Complex Analysis: Proving Vector z1 Parallel to z2

[shannon]

Homework Statement

Show that the vector z₁ is parallel to z₂ if and only if Im(z₁z₂*)=0

note: z₂* is the complement of z₂

Homework Equations

The Attempt at a Solution

I would probably convert z to polar form.
so, z₁=r₁(cos Ѳ₁+isin Ѳ₁)
z₂=r₂(cos Ѳ₂+isin Ѳ₂)
so, z₂*=r₂(cos Ѳ₂-isin Ѳ₂)

Then, I would plug it into Im(z₁z₂*)=0

so, Im(r₁(cos Ѳ₁+isin Ѳ₁)r₂(cos Ѳ₂-isin Ѳ₂))
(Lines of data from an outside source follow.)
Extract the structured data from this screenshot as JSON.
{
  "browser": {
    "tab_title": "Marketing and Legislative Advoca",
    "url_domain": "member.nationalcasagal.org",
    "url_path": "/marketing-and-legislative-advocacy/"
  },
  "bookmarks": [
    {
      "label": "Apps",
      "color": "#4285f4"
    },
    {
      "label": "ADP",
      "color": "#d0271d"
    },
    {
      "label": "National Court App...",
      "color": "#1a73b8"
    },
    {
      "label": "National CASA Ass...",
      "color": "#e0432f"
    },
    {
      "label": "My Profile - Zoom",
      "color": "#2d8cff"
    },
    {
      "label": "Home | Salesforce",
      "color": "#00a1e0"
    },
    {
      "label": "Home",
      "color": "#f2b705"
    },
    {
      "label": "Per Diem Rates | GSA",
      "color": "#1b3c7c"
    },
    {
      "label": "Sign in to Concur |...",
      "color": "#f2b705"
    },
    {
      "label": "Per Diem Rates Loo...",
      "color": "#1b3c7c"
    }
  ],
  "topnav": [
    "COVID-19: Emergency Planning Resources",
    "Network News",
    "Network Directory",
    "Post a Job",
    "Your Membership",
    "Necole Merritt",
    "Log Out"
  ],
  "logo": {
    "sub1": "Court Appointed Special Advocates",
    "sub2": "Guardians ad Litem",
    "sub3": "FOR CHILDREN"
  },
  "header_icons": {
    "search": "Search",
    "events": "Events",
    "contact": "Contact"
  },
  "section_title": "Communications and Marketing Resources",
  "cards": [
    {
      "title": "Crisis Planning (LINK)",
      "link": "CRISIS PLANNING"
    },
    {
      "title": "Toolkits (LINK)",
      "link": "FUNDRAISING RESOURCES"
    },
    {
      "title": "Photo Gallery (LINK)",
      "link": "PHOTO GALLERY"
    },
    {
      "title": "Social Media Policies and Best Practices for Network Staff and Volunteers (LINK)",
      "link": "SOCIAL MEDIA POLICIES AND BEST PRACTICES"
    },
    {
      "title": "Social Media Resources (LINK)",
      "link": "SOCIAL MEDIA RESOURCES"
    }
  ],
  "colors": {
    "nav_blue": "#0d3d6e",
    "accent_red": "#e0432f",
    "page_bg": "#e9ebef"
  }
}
which is: r₁r₂sin Ѳ₂sin Ѳ₂

But I'm not sure where to go from here...

PLEASE HELP!

 

[Dick]

Your final answer for the imaginary part isn't correct. If you do it right, it might just resemble the trig addition formula for sin(theta1-theta2).

 

[shannon]

Ok, so I recalculated my final value for the imaginary part and got...

0=r₁r₂(sin Ѳ₁cos Ѳ₂-cos Ѳ₁sin Ѳ₂)

So then I got:
sin Ѳ₁cos Ѳ₂=cos Ѳ₁sin Ѳ₂

So from here, do I just try to show that Ѳ₁=Ѳ₂ to show that the vectors are parallel?
If so, how would I go about doing that?

 

[Dick]

Doesn't that look like a trig formula for the sine of the difference of two angles?